Mailen y Lautaro son el ejemplo de las parejas que comienzan siendo amigos y que, con el paso de los años, van descubriendo que allí hay algo más. Se animaron al amor, se animaron a dar el sí y a elegirse para siempre, construyendo día a día una relación fuerte, basada en el respeto y la admiración por el otro. Como no podía ser de otra manera, tuvieron una preciosa boda, con ellos como perfectos protagonista de una novela de amor.

Se conocieron cuando todavía eran muy chicos, en la secundaria. No puede hablarse de amor a primera vista, porque tardaron algunos años en darse cuenta que eran el uno para el otro. Pero la amistad que tenían sirvió para formar un fuerte lazo, que se mantiene intacto hasta el día de hoy. Sus personalidades se conjugan muy bien, puesto que los dos se autodefinen como personas muy simpáticas, alegres y pendientes de todas las personas que los rodean.

Una propuesta verdaderamente romántica

Si bien habían conversado acerca de casarse, cuatro años después de que empezaron a ser novios, Lautaro le pidió matrimonio a Mailén de manera muy romántica. Se sentaron en una plaza, que los había visto muchas veces pasear por ahí, donde Lautaro le entregó un libro, que contenía fotos de muchos momentos vividos. Al final del libro, en un “falso fondo”, estaban los anillos. Con mucha emoción, Lautaro le pidió a su novia que fuese su esposa. Confesó que venía pensando la propuesta hace mucho tiempo, hasta que encontró el momento ideal. Una propuesta sencilla y verdaderamente auténtica.

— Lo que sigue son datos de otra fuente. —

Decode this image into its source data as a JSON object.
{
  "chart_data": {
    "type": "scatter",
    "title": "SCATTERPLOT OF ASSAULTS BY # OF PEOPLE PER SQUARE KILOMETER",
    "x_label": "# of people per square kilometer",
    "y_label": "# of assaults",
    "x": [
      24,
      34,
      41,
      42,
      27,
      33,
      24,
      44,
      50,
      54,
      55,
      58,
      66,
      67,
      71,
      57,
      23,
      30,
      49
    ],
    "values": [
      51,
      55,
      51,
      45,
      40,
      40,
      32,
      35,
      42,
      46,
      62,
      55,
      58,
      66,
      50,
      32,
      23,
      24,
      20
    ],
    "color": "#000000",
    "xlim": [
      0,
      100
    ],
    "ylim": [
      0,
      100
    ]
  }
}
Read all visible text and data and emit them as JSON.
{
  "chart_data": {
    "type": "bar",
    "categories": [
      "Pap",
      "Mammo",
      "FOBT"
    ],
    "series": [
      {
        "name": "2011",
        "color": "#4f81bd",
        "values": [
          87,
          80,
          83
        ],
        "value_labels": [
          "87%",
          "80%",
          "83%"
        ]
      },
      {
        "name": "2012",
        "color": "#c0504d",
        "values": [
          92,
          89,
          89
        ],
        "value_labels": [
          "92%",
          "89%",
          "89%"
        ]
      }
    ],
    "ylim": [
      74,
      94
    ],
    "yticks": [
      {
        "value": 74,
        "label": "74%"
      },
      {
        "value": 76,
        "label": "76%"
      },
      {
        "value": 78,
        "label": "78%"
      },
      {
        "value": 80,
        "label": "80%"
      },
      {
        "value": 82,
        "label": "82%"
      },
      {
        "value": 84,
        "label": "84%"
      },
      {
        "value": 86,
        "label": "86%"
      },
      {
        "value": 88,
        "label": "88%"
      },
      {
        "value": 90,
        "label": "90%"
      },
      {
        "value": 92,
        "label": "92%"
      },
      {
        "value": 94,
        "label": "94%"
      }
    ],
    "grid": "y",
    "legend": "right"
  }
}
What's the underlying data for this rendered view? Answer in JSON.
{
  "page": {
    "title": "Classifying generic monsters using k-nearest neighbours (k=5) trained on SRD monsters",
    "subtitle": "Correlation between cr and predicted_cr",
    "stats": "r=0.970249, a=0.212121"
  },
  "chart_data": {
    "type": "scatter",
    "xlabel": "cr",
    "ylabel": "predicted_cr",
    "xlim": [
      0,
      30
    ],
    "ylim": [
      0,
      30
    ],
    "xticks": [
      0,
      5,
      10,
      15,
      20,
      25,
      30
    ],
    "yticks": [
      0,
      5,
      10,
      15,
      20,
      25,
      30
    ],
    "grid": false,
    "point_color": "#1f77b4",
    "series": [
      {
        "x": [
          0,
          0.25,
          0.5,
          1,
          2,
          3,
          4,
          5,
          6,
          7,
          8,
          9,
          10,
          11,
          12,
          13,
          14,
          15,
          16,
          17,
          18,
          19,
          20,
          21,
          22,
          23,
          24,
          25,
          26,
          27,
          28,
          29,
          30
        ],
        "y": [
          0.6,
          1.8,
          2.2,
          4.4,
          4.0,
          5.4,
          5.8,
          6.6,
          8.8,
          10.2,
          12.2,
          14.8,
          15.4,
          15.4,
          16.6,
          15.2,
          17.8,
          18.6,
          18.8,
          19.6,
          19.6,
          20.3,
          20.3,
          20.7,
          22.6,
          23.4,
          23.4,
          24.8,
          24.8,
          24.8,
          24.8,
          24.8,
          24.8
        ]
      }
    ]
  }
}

El 10 de marzo de 2018 fue la fecha elegida para dar el "Sí" frente a sus seres queridos. El encuentro tuvo lugar en la casa de campo La Señalada, y el reportaje fotográfico estuvo a cargo de Karin Schönhals.

Una boda a puro impulso de amor

Si bien no contaban con muchos recursos económicos, la ayuda de todos sus familiares y amigos fue la que permitió que tengan una boda realmente soñada. Eso es lo que más se destaca de su historia de amor: el cariño que todo su entorno siente hacia ellos, que se manifestó en una boda que salió gracias a la colaboración de todos. Muchos los ayudaron a pintar maderas para la decoración, otros ayudaron en la búsqueda del salón. Ellos, como creyentes, creen que Dios tuvo mucho que ver que todo saliera perfecto.

Un estilo rústico y vintage

La pareja siempre tuvo claro que quería un casamiento al aire libre, que combine los estilos rústicos y vintage. ¡Y lo consiguieron a la perfección! Se casaron en una hermosa estancia, donde lo que primó fue la naturaleza. Fue perfectamente acompañada con un estilo romántico y rústico, con tonalidades que iban desde los blancos a los azules, pasando por el bordó.

Utilizaron carteles con originales frases de sus propias definiciones de amor, a las que combinaron con cajones de madera pintados por ellos mismos, donde incluyeron sus souvenirs y otros recuerdos para los invitados, adornados con tela de arpillera y flores naturales.

Para la fiesta, jugaron con máscaras de los personajes de sus series preferidas, a la vez que sonaba de fondo una música tranquila, que fue la que eligieron especialmente. Toda su boda fue la expresión de un estilo descontracturado, muy creativo y personalizado.

Un look personalísimo

Para el vestuario, también fueron muy originales. Mailén diseñó su propio vestido, con su tía que es modista. Si bien admite que no estuvo decidida desde un primer momento, lograron un look realmente soñado: en composé con el estilo de la boda, Mailén lució un vestido sencillo en encaje, con una falda con poco volumen y una espalda abierta extremadamente sensual. Para el peinado, eligió un semirecogido con trenzas, algunas ondas y flores naturales. ¡Una preciosura!

Por su parte, Lauti prefirió un traje azul oscuro, con zapatos marrones, muy descontracturado y perfectamente combinado con los colores de la decoración de la boda.

Una ceremonia realmente especial

Con la importancia que tiene Dios en su vida, la ceremonia religiosa fue muy sentida, ya que además la celebró un pastor amigo de la pareja. Cada uno de ellos leyó sus votos, y fue un momento de mucha emoción, pero también de mucha risa, una de las características principales de esta pareja. El civil se realizó también el mismo día, mientras caía la tarde en la hermosa estancia donde se realizó la boda.

Tal como su amor, la boda de Mailén y Lautaro fue una muestra de felicidad, de disfrutar los buenos momentos y la muestra de que los amigos y la familia son importantísimos para celebrar un momento trascendental como éste. Ni la lluvia que cayó por momentos pudo opacar tanta felicidad. ¡Les deseamos lo mejor para su nueva vida!